“What nonsense! You will always be Nell to us, even if you are dressed up in silk velvet and diamonds, with lace frills,” laughed Gertrude, who had been assisting at the transformation scene. Then she asked gently, “Haven’t you ever had pretty, or even suitable, clothes before?”
“I don’t know; I suppose not, or at least, I never looked pretty in them. You see, my mother died when I was so very small, and my father did not know much about clothes, though everyone said he preached beautiful sermons.”
“But afterwards—for you say your father died ever so long ago—wasn’t there anyone to see that you had a nice frock once in a while?” Gertrude persisted, with natural girlish curiosity about Nell’s past.
“It was worse and worse afterwards; for granfer not merely didn’t know about what sort of clothes a girl ought to wear, he didn’t care,” she answered bitterly. Then she abruptly changed the conversation, for, mindful of her grandfather’s caution, she never talked of her life at the Lone House, and was extremely reticent upon the subject of her immediate past.
She often thought of Joe Gunnage’s errand to fetch the Canadian police to inspect the find at the Lone House. But she had not dared to ask any questions, or set on foot inquiries concerning it, through fear lest it should in any way harm her grandfather.

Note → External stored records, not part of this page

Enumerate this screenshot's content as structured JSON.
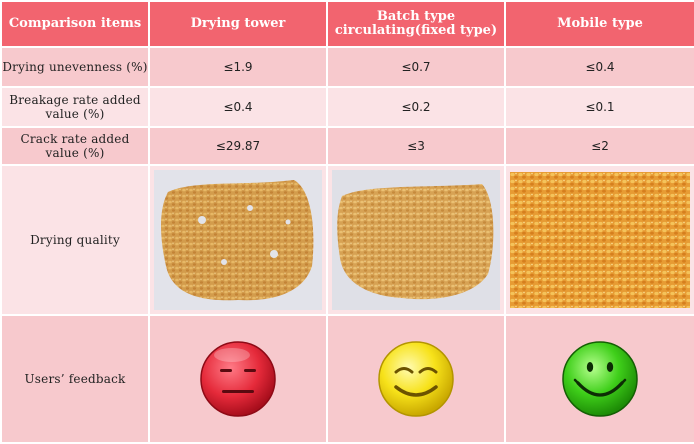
{
  "table": {
    "headers": [
      "Comparison items",
      "Drying tower",
      "Batch type circulating(fixed type)",
      "Mobile type"
    ],
    "rows": [
      {
        "label": "Drying unevenness (%)",
        "values": [
          "≤1.9",
          "≤0.7",
          "≤0.4"
        ]
      },
      {
        "label": "Breakage rate added value (%)",
        "values": [
          "≤0.4",
          "≤0.2",
          "≤0.1"
        ]
      },
      {
        "label": "Crack rate added value (%)",
        "values": [
          "≤29.87",
          "≤3",
          "≤2"
        ]
      }
    ],
    "quality_label": "Drying quality",
    "feedback_label": "Users’ feedback"
  },
  "icons": {
    "photos": [
      "corn-kernels-photo",
      "corn-kernels-photo",
      "corn-kernels-photo"
    ],
    "faces": [
      "neutral-face-icon",
      "smiling-face-icon",
      "happy-face-icon"
    ]
  },
  "colors": {
    "header_bg": "#f2646f",
    "row_dark": "#f7c9cd",
    "row_light": "#fbe3e6",
    "face_red": "#e52a3a",
    "face_yellow": "#f7e21a",
    "face_green": "#3fcf1a"
  }
}
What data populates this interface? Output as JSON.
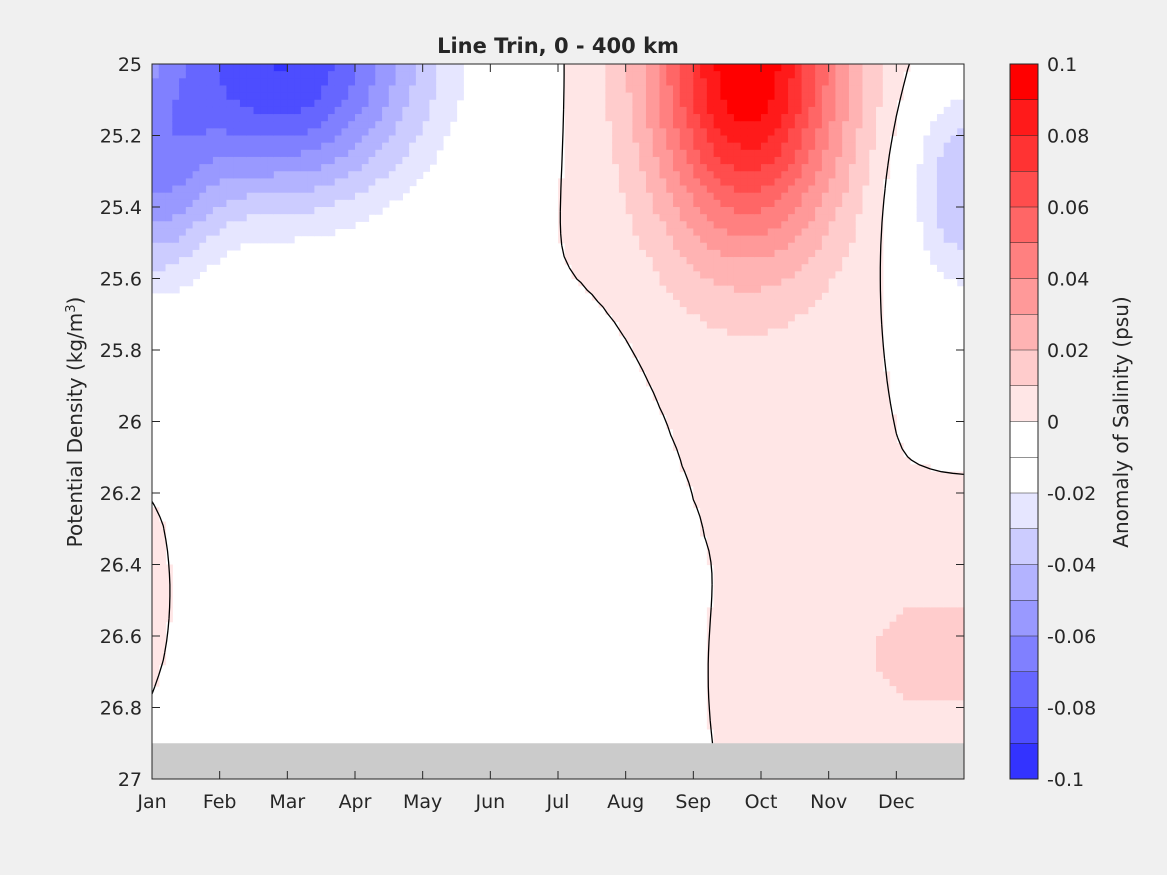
{
  "chart_data": {
    "type": "heatmap",
    "title": "Line Trin, 0 - 400 km",
    "xlabel": "",
    "ylabel": "Potential Density (kg/m³)",
    "ylabel_main": "Potential Density (kg/m",
    "ylabel_sup": "3",
    "ylabel_tail": ")",
    "xlim": [
      0,
      12
    ],
    "ylim": [
      25,
      27
    ],
    "y_reversed": true,
    "x_tick_labels": [
      "Jan",
      "Feb",
      "Mar",
      "Apr",
      "May",
      "Jun",
      "Jul",
      "Aug",
      "Sep",
      "Oct",
      "Nov",
      "Dec"
    ],
    "y_ticks": [
      25,
      25.2,
      25.4,
      25.6,
      25.8,
      26,
      26.2,
      26.4,
      26.6,
      26.8,
      27
    ],
    "y_tick_labels": [
      "25",
      "25.2",
      "25.4",
      "25.6",
      "25.8",
      "26",
      "26.2",
      "26.4",
      "26.6",
      "26.8",
      "27"
    ],
    "no_data_below": 26.9,
    "no_data_color": "#cbcbcb",
    "zero_contour_color": "#000000",
    "colorbar": {
      "label": "Anomaly of Salinity (psu)",
      "min": -0.1,
      "max": 0.1,
      "step": 0.01,
      "tick_values": [
        0.1,
        0.08,
        0.06,
        0.04,
        0.02,
        0,
        -0.02,
        -0.04,
        -0.06,
        -0.08,
        -0.1
      ],
      "tick_labels": [
        "0.1",
        "0.08",
        "0.06",
        "0.04",
        "0.02",
        "0",
        "-0.02",
        "-0.04",
        "-0.06",
        "-0.08",
        "-0.1"
      ],
      "colors_top_to_bottom": [
        "#ff0000",
        "#ff1a1a",
        "#ff3333",
        "#ff4d4d",
        "#ff6666",
        "#ff8080",
        "#ff9999",
        "#ffb3b3",
        "#ffcccc",
        "#ffe6e6",
        "#ffffff",
        "#ffffff",
        "#e6e6ff",
        "#ccccff",
        "#b3b3ff",
        "#9999ff",
        "#8080ff",
        "#6666ff",
        "#4d4dff",
        "#3333ff"
      ]
    },
    "anomaly_centers": [
      {
        "month": 1.9,
        "density": 25.0,
        "peak": -0.09,
        "spread_month": 2.2,
        "spread_density": 0.4
      },
      {
        "month": 8.8,
        "density": 25.0,
        "peak": 0.1,
        "spread_month": 1.4,
        "spread_density": 0.5
      },
      {
        "month": 12.0,
        "density": 25.35,
        "peak": -0.04,
        "spread_month": 0.9,
        "spread_density": 0.32
      },
      {
        "month": 0.0,
        "density": 25.35,
        "peak": -0.04,
        "spread_month": 0.9,
        "spread_density": 0.32
      },
      {
        "month": 6.6,
        "density": 26.4,
        "peak": -0.012,
        "spread_month": 0.7,
        "spread_density": 0.5
      },
      {
        "month": 0.4,
        "density": 26.7,
        "peak": -0.015,
        "spread_month": 0.9,
        "spread_density": 0.25
      },
      {
        "month": 11.6,
        "density": 26.65,
        "peak": 0.015,
        "spread_month": 1.4,
        "spread_density": 0.22
      },
      {
        "month": 0.0,
        "density": 26.65,
        "peak": 0.015,
        "spread_month": 0.6,
        "spread_density": 0.22
      }
    ]
  }
}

So she hid the past as carefully as she could, comforting herself that now she was on Canadian soil she was safe from any reminders of that old bad time. But it was only hidden, not forgotten, after all.
CHAPTER XI
The Recognition of Mrs. Nichols
NELL stepped off the little platform at the rear of the cars with a dazed sensation of utter unreality all about her.
Only once before, since she could remember, had she ridden in a train, and that was more than a year before her father died.